Like so many other startup stories, ours began as a collection of nerds that wanted to change the world. We didn't know how or what we would build, but we were absolutely certain of one thing. We wanted our startup to be a temple of technical excellence. A place where technology comes first and where people can express themselves through the tools that they use.
We talked with hundreds of developers in the industry, we analyzed the trends and read hacker news obsessively until we knew the perfect stack for our project. Saying that we did our research would be an understatement.
Having secured plenty of funding, we set to work. Hiring is a fundamental part of a startup's success, and we excelled at it. We set a high bar - only developers with popular open source projects would be invited to interviews. GitHub stars were our main metric for hiring, and it worked remarkably well.
Very soon we had an incredible team of people who *loved* technology. We felt there wasn't a challenge we couldn't tackle. The team brainstormed ideas for what we would like to build, and set to work.
In no time, we had an incredible architecture in place. An elegant code base, microservices, orchestration and configuration management played like a beautiful symphony. Our application was distributed, load balanced, fault tolerant and monitored, with metrics and dashboards galore.
But we didn't just settle for good. We rewrote our microservices from Node to Go to C++ and then back to Node. On every step, we saw 20% performance improvements. It was breathtaking what our team was capable of.
We pushed back the launch for two months to tweak our build system to perfection. We now used Github Actions, Bitbucket Pipelines, Gitlab CI and a cluster of AWS hosted Jenkins instances.

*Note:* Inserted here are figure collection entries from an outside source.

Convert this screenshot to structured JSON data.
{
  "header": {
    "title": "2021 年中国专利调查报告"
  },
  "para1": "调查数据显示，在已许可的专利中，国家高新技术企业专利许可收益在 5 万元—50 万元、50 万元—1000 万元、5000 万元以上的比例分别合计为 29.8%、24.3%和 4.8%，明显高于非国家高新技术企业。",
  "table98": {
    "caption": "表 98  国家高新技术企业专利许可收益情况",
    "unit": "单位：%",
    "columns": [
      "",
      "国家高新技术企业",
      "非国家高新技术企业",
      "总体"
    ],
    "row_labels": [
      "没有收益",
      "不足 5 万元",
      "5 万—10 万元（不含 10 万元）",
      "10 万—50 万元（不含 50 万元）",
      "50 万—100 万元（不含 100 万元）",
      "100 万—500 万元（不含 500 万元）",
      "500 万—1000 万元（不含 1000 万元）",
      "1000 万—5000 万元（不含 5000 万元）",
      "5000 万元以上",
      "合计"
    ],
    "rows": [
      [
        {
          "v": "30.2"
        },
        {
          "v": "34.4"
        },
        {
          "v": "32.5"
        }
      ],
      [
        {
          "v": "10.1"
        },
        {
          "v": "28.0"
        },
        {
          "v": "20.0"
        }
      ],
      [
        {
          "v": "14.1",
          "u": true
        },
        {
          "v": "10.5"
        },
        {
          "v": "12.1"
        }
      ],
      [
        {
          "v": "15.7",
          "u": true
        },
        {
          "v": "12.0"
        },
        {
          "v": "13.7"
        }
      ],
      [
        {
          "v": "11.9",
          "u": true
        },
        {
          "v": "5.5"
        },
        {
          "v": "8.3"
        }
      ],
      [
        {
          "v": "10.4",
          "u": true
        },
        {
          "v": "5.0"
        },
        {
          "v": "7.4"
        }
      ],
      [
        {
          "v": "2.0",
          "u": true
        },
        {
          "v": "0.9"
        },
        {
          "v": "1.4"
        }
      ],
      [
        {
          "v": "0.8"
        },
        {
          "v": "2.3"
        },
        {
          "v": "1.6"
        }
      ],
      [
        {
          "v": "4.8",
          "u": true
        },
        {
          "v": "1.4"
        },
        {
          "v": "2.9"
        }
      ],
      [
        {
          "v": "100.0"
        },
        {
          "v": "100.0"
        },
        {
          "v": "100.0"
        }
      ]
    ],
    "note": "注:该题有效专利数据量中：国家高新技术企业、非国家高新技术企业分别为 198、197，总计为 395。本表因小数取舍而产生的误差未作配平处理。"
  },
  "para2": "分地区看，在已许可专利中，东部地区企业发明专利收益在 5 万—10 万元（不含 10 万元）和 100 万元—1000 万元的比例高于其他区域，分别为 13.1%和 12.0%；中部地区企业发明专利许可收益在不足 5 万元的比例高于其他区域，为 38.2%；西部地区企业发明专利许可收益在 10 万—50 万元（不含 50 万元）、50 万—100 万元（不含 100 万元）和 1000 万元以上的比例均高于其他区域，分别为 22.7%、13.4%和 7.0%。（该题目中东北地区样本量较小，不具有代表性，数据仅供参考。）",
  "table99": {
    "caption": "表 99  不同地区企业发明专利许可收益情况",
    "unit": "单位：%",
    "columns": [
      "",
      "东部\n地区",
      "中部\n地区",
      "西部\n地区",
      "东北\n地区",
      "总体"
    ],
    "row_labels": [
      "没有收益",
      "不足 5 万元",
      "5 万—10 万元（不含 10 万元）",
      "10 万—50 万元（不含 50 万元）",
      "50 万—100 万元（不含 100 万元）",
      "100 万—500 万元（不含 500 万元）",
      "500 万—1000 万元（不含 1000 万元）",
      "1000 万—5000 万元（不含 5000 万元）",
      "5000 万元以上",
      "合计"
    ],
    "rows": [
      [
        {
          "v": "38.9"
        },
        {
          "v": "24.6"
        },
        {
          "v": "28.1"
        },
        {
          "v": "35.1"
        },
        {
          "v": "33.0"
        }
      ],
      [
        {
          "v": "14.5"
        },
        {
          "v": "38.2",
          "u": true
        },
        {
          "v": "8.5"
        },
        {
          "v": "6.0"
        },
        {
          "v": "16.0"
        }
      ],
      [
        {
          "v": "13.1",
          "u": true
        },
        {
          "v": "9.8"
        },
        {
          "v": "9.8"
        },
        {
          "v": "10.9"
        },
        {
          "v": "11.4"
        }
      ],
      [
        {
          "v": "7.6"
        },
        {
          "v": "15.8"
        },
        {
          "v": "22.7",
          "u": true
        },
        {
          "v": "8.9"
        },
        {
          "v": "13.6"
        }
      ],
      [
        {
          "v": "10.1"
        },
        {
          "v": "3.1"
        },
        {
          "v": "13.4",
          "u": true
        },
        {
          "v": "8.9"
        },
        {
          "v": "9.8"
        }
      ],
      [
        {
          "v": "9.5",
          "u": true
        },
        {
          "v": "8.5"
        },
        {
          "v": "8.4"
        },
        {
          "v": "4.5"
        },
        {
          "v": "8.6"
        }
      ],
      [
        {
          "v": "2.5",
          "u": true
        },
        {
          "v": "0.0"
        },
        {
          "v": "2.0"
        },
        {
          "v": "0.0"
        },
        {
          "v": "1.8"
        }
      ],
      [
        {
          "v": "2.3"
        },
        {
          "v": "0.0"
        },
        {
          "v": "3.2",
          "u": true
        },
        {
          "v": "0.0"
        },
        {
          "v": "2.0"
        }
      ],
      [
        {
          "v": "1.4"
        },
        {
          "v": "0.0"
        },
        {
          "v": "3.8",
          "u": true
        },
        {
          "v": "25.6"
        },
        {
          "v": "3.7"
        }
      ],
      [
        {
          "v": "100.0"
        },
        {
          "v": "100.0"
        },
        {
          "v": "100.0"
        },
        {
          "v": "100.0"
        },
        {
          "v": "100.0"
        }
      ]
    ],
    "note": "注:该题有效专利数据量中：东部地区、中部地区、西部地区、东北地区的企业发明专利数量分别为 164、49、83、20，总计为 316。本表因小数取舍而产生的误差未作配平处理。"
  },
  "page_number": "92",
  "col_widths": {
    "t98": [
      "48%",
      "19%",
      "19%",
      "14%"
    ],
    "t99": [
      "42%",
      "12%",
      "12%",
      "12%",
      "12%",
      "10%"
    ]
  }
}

We developed our own distributed management system so that everything was perfectly coordinated. The system itself was delivered using the same build infrastructure. It was truly magical.
The technical challenges were immense, but the team was up to the task. In the few weeks before launch we pushed hard. We worked 10 hour days with no weekends until we had everything in place. It was launch day.

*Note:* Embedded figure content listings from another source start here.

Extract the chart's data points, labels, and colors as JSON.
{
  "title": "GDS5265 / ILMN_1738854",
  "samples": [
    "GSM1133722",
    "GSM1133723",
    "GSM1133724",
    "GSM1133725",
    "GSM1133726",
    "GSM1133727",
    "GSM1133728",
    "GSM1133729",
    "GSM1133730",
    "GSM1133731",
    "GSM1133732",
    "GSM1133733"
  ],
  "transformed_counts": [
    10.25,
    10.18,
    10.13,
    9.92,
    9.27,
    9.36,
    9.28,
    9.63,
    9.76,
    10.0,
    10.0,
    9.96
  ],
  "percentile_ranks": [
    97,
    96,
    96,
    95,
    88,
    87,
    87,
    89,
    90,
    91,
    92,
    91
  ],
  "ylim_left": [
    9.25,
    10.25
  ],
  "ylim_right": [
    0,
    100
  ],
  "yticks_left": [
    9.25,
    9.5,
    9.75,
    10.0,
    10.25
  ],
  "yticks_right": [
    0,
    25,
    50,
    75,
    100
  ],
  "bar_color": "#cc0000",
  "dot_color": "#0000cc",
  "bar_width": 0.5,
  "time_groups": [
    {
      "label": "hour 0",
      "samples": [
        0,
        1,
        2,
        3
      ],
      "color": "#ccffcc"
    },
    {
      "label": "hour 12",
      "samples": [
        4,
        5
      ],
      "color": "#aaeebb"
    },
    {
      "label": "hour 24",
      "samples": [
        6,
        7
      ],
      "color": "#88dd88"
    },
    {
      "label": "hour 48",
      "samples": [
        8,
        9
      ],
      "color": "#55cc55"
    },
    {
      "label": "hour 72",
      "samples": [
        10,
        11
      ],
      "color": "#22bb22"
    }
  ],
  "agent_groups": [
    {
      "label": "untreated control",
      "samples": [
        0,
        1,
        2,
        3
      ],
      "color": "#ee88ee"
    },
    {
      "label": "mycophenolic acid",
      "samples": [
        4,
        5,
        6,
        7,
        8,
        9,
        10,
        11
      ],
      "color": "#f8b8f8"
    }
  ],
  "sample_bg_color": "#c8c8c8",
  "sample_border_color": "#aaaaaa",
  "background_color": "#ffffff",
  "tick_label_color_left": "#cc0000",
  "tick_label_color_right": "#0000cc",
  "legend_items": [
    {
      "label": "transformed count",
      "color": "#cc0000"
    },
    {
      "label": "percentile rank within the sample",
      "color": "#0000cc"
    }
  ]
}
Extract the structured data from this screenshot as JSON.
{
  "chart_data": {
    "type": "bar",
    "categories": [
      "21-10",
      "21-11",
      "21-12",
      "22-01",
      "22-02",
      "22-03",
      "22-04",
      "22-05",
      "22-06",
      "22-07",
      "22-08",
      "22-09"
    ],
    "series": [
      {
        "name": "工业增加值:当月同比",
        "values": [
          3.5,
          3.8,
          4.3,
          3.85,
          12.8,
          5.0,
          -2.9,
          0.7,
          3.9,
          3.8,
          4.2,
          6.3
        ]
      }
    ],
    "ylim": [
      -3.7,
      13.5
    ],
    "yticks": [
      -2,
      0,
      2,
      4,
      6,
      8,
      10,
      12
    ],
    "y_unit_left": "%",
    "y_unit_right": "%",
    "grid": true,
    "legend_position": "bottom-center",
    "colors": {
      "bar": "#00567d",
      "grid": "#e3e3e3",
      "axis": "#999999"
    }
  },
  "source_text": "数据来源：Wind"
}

We opened the floodgates. We shared the project on Twitter and Instagram, posted to HN and wrote a medium post. But, try as we might, no one was signing up.
The team's spirits were down - the big launch we were working so hard towards never happened. Emergency meetings were held. Difficult conversations were had. And it was decided.
We had to rewrite everything in $HOTLANG.
Rewriting your entire code base in another language is an immense challenge. But not to our team. We had the brightest engineers, the best test coverage, the most elegant build system. We knew what we were doing.
Fast forward a couple more months of 12 hour shifts and we were done. Everyone knew that this was our last chance. This was our moment to shine.
We launched v2 of our product with a splash. A big social media campaign, live streams, paid sponsorships. We threw everything we had.
But it was not enough. We had a few sign ups by friends and family, but the customers were not there. It was game over for us. We returned the little money we had left to the investors and started to wind things down.
A few months have passed since these fateful events. And we now know what our critical mistake was. It is not about what the perfect tech stack *is*. By the time you get to market, the perfect stack would have changed, and with it, your chances of success.
We were just too late to the market. $HOTLANG had already fallen out of favor by the time of the v2 launch. Had we had more funding, we would have taken the time to rewrite our app in $ELITELANG instead. Our startup could have been a unicorn.